INSERT VIDEO OF MULTISELECTION
Making ETUI strokes local first
I’ve been thinking a bit about how to make the Etui model local-first. We can just put our data into Automerge, but:
- Automerge ends up spending a lot of effort trying to maintain invariants that we don’t care about.
- It doesn’t maintain the invariants that we do care about.
Strokes afford a few operations:
- Create & Delete (A stroke with a given Id can only be created and deleted once)
- Set a property, like color, weight etc (these can be last write wins)
- Split
Naively, you can model stroke splitting as removing the stroke, and creating two new ones. However, this can cause an inconsistent state in a multiplayer context. If two people split a stroke concurrenty, you’ll end up with four new strokes.
Here’s a relatively simple CRDT that I came up with, that would work and be super performant.
We model strokes by using two separate concepts:
StrokeData
: list of x,y positions that doesn’t ever change after creation (deformations are entirely derived)- Rendered
StrokeSlices
which refer to segments of that data
Ink that’s rendered to the screen references StrokeData, and applies a series of transformations (including deformation) to it, to figure out what should be shown on screen.

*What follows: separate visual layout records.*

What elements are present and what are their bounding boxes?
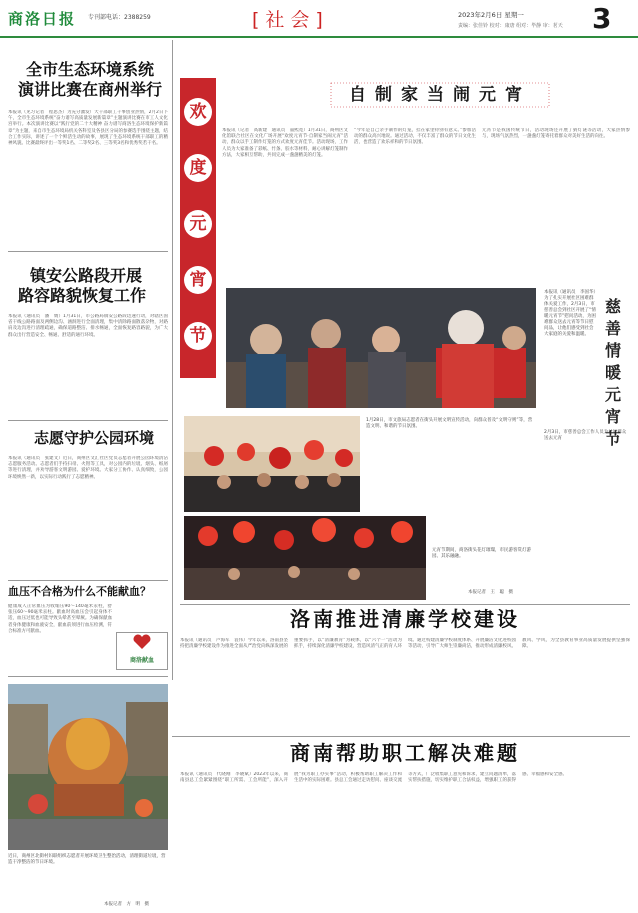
charity-photo-caption: 2月3日，市慈善总会工作人员为社区群众送去元宵 [544,430,627,441]
volunteer-title: 志愿守护公园环境 [34,429,155,447]
road-article [8,256,168,422]
blood-body: 健康成人正常血压为收缩压90～140毫米汞柱，舒张压60～90毫米汞柱。献血时高血压会引起身体不适，血压过低也可能导致头晕甚至晕厥。为确保献血者身体健康和血液安全，献血前须进行血压检测，符合标准方可献血。 [8,604,112,634]
lantern-photo-2 [184,516,426,600]
photo3-caption: 元宵节期间，商洛街头花灯璀璨，市民游客赏灯游园、其乐融融。 [432,548,531,559]
column-divider [172,40,173,680]
lantern-body-col1: 本报讯（记者 高新建 通讯员 董熙宽）1月31日，商州区文化馆联合社区在文化广场开展“欢度元宵节·自制家当闹元宵”活动，群众以手工制作灯笼的方式欢度元宵佳节。活动现场，工作人员为大家准备了彩纸、竹条、胶水等材料，耐心讲解灯笼制作方法，大家相互帮助，共同完成一盏盏精美的灯笼。 [222,128,348,158]
volunteer-body: 本报讯（通讯员 张建文）近日，商州区文汇社区党员志愿者开展公园环境清洁志愿服务活动。志愿者们手持扫帚、火钳等工具，对公园内的垃圾、烟头、纸屑等进行清理，并劝导游客文明游园、爱护环境。大家分工协作、认真细致，公园环境焕然一新，以实际行动践行了志愿精神。 [8,456,168,480]
eco-article [8,40,168,222]
charity-body: 本报讯（通讯员 李国华）为了扎实开展社区困难群体关爱工作，2月3日，市慈善总会到社区开展了“情暖元宵节”慰问活动，为困难群众送去元宵等节日慰问品，让他们感受到社会大家庭的关爱和温暖。 [544,290,596,337]
banner-char: 宵 [184,266,212,294]
banner-char: 元 [184,210,212,238]
charity-title-char: 元 [604,385,621,404]
phone-line: 专刊部电话：2388259 [88,14,151,21]
divider [8,580,168,581]
blood-logo-text: 商洛献血 [129,657,154,664]
eco-title-line1: 全市生态环境系统 [26,60,155,79]
shangnan-title: 商南帮助职工解决难题 [290,741,520,765]
luonan-body: 本报讯（通讯员 卢海军 袁伟）今年以来，洛南县坚持把清廉学校建设作为推进全面从严治党向纵深发展的重要抓手，以“清廉教育”为载体，以“六个一”活动为抓手，持续深化清廉学校建设，营造风清气正的育人环境。通过构建清廉学校制度体系、开展廉洁文化进校园等活动，引导广大师生崇廉尚洁，推动形成清廉校风、教风、学风，为全县教育事业高质量发展提供坚强保障。 [180,638,630,650]
lantern-body-col3: 元宵节是我国传统节日，活动现场还开展了猜灯谜等活动，大家热情参与，现场气氛热烈，一盏盏灯笼寄托着群众对美好生活的向往。 [482,128,630,140]
page-number: 3 [592,2,612,35]
charity-title-char: 善 [604,319,621,338]
date-line: 2023年2月6日 星期一 [458,11,524,19]
heart-hand-icon [131,633,153,651]
photo4-caption: 近日，商州区北街村妇联组织志愿者开展环境卫生整治活动，清理街道垃圾，营造干净整洁的节日环境。 [8,854,166,865]
volunteer-article [8,424,168,580]
road-title-line1: 镇安公路段开展 [30,266,143,285]
section-title: [社会] [252,9,329,31]
charity-title-char: 慈 [604,297,621,316]
charity-title-char: 节 [604,429,621,448]
shangnan-body: 本报讯（通讯员 代晓刚 李晓斌）2023年以来，商南县总工会紧紧围绕“职工所需、工会所能”，深入开展“我为职工办实事”活动，积极帮助职工解决工作和生活中的实际困难。县总工会通过走访慰问、座谈交流等方式，广泛收集职工意见和诉求，建立问题清单，落实帮扶措施，切实维护职工合法权益，增强职工的获得感、幸福感和安全感。 [180,772,567,784]
festival-vertical-banner [180,78,216,378]
charity-title-char: 暖 [604,363,621,382]
photo4-credit: 本报记者 方 明 摄 [104,902,149,907]
lantern-body-col2: “今年是自己亲手制作的灯笼，挂在家里特别有意义。”参加活动的群众高兴地说。通过活动，不仅丰富了群众的节日文化生活，也营造了欢乐祥和的节日氛围。 [354,128,476,146]
banner-char: 欢 [184,98,212,126]
charity-title-char: 宵 [604,407,621,426]
road-title-line2: 路容路貌恢复工作 [18,286,147,305]
lantern-photo-1 [184,416,360,512]
photo2-caption: 1月28日，市文旅局志愿者在街头开展文明宣传活动，向群众普及“文明守则”等，营造文明、和谐的节日氛围。 [366,418,533,429]
charity-photo [226,288,536,408]
divider [180,604,630,605]
divider [172,736,630,737]
charity-title-char: 情 [604,341,621,360]
newspaper-logo: 商洛日报 [8,10,77,28]
divider [8,676,168,677]
lantern-title: 自制家当闹元宵 [349,85,531,105]
blood-logo [116,632,168,670]
street-cleaning-photo [8,684,168,850]
editors-line: 责编：张佳铃 校对：康唐 组对：毕静 审：茗天 [458,23,563,29]
divider [8,251,168,252]
luonan-title: 洛南推进清廉学校建设 [290,607,520,631]
eco-body: 本报讯（见习记者 程思杰）为充分激发广大干部职工干事创业热情，2月2日下午，全市生态环境系统“奋力谱写高质量发展新篇章”主题演讲比赛在市工人文化宫举行。本次演讲比赛以“践行党的二十大精神 奋力谱写商洛生态环境保护新篇章”为主题，来自市生态环境局机关各科室及各县区分局的参赛选手围绕主题，结合工作实际，讲述了一个个鲜活生动的故事，展现了生态环境系统干部职工的精神风貌。比赛最终评出一等奖1名、二等奖2名、三等奖3名和优秀奖若干名。 [8,110,168,147]
divider [8,420,168,421]
road-body: 本报讯（通讯员 潘 婧）1月31日，市公路局镇安公路段迅速行动，对辖区国省干线公路路面及两侧边沟、涵洞进行全面清理，集中清除路面散落杂物，对路肩及边沟进行清理疏通，确保道路整洁、排水畅通，全面恢复路容路貌，为广大群众出行营造安全、畅通、舒适的通行环境。 [8,314,168,338]
photo3-credit: 本报记者 王 聪 摄 [468,590,513,595]
lantern-title-box [330,82,550,108]
banner-char: 度 [184,154,212,182]
banner-char: 节 [184,322,212,350]
blood-title: 血压不合格为什么不能献血？ [8,585,151,598]
eco-title-line2: 演讲比赛在商州举行 [18,80,163,99]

This is done as a pure function, there’s no mutation of the original data.
We can identify a StrokeSlice
uniquely by using a StrokeDataId
as well as a start-offset
and end-offset
.
A split, then, works as follows:
A split takes a StrokeSlice
and an offset: a number that indicate a point along the length of the StrokeData
.
Again, note that the new strokes simply point to different slices of the original stroke geometry, we don’t mutate that data. So if we simply record the list of all of the splits, we always end up with the same StrokeSlices
, no matter the order in which they’re applied.
Finally, if we record properties in the same way (using slices) we can apply them in any order, and make it consistent. For example, one user might change the color of a stroke, while a second user splits the stroke in two. We can make this converge:

22-07-2025 Heat diffusion weights
Really stoked about getting this working! Automatic weight-painting for deformation using a diffusion algorithm. This should (hopefully) enable deformation without explicit splining, as well as improve deformation with explicit splining, particularly for concave shapes, which is surprisingly non-trivial.


23-07-2025
Here’s some actual deformation. The colors on top show the diffusion process. To speed this up it’s run first at a low resolution an then progressively upscaled and diffused again. If we like this, we could also ‘just’ run this on the GPU which would make it a lot faster.